Drink and drug abuse is potentially a serious problem for business. But most companies fail to tackle it. Sarah Hanson asks what directors should do to discharge their duty of care and protect their businesses.
You can hardly open a newspaper these days without seeing something about drink and drug problems. And it's not just the Kate Mosses and Charles Kennedys who are making the headlines. One of the most disturbing and recent reports concerned a schoolgirl in Glasgow who collapsed after heroin use. She was just 11 years old.
But if there's a story that remains untold, it's the on about addicts in the workplace. Most people with drink and drug problems are ordinary people. They are not famous. They are not coping with the pressures of public life. And they are not socially excluded of living in areas of economic deprivation.
The 1999 report 'Drink, Drugs and Work don't mix' by the charity Alcohol Concern and the Institute for the Study of Drug Dependence (now known as Drugscope) found that most people with a drink problem have jobs, as do 25 percent of those seeking help for problems with other drugs.

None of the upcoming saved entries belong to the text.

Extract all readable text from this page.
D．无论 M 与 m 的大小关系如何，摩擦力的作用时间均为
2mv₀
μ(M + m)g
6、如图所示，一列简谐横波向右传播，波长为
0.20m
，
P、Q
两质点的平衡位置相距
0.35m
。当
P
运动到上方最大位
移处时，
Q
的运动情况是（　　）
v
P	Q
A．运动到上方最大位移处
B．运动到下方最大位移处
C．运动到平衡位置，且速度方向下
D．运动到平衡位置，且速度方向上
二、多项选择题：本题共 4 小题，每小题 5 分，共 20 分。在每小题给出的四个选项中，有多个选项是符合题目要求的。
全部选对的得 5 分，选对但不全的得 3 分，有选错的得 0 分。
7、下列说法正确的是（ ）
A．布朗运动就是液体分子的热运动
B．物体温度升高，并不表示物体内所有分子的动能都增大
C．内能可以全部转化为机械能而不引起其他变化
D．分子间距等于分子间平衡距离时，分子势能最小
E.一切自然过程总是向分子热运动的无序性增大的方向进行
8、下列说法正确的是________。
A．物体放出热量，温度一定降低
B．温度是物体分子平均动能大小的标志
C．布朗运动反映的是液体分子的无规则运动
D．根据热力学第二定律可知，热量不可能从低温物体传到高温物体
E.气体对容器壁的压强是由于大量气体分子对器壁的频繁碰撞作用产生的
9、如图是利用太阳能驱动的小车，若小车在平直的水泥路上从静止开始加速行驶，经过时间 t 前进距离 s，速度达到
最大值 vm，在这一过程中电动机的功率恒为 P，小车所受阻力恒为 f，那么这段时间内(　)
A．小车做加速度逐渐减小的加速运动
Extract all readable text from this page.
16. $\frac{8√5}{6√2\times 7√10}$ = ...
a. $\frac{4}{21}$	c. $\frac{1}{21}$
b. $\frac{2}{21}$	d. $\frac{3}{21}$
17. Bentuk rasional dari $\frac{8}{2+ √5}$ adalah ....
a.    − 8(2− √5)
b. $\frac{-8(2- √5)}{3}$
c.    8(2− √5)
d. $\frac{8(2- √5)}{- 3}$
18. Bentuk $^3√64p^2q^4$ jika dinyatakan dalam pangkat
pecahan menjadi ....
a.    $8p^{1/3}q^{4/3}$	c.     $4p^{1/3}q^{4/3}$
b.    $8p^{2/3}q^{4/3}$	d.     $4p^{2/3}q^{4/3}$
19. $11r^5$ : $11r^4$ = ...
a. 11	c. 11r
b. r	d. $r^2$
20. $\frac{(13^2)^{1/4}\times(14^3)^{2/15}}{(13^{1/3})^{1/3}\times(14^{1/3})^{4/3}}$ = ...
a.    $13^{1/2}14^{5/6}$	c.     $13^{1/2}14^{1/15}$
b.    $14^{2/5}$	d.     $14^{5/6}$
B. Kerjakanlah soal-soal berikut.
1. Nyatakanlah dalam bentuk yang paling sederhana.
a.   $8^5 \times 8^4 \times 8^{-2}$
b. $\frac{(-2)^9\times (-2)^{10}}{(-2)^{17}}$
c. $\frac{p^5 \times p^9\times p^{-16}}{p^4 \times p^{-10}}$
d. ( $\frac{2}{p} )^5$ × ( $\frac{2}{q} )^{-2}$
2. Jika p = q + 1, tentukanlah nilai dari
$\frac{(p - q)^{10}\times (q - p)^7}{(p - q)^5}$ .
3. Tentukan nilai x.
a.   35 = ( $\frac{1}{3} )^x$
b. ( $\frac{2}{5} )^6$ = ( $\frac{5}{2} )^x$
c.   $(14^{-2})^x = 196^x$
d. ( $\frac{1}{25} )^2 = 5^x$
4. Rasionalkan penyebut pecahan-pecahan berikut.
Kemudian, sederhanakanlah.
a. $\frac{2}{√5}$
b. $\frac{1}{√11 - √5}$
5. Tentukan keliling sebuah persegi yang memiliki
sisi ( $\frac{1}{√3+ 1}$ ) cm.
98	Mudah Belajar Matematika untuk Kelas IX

In a 2004 survey by Cardiff University for the Health and Safety Executive (HSE), The Scale and Impact of Illegal Drug Use by Workers, 13 percent of working respondents reported drug use during the previous year. For respondents under 30, the rate of those admitting to drug use was as high as 29 percent.
The implications for companies are serious. Alcohol Concern estimates that some 11 to 17 million working days are lost to alcohol abuse every year, costing UK business up to £1.8bn. According to the Chartered Institute for Personnel and Development (CIPD), the annual cost of drug abuse are put at £800m.
Then there are the risks to the business when people drink or take drugs during working hours. According to Ben Wilmott, employee relations adviser at the CIPD, these include reduced productivity, damaged customer relations and lower workforce morale as well as specific health and safety concerns.
Under the influence od drink or drugs, employees operating machinery can make serious, sometimes fatal mistakes. And it's not any better for directors or senior managers. A firm's executives can easily derail the business. “Directors need to make important decisions – an ability which will be clouded by drugs or alchohol” says Brendan Quinn, ...But despite the dangers, many UK businesses still do little or nothing about substance abuse.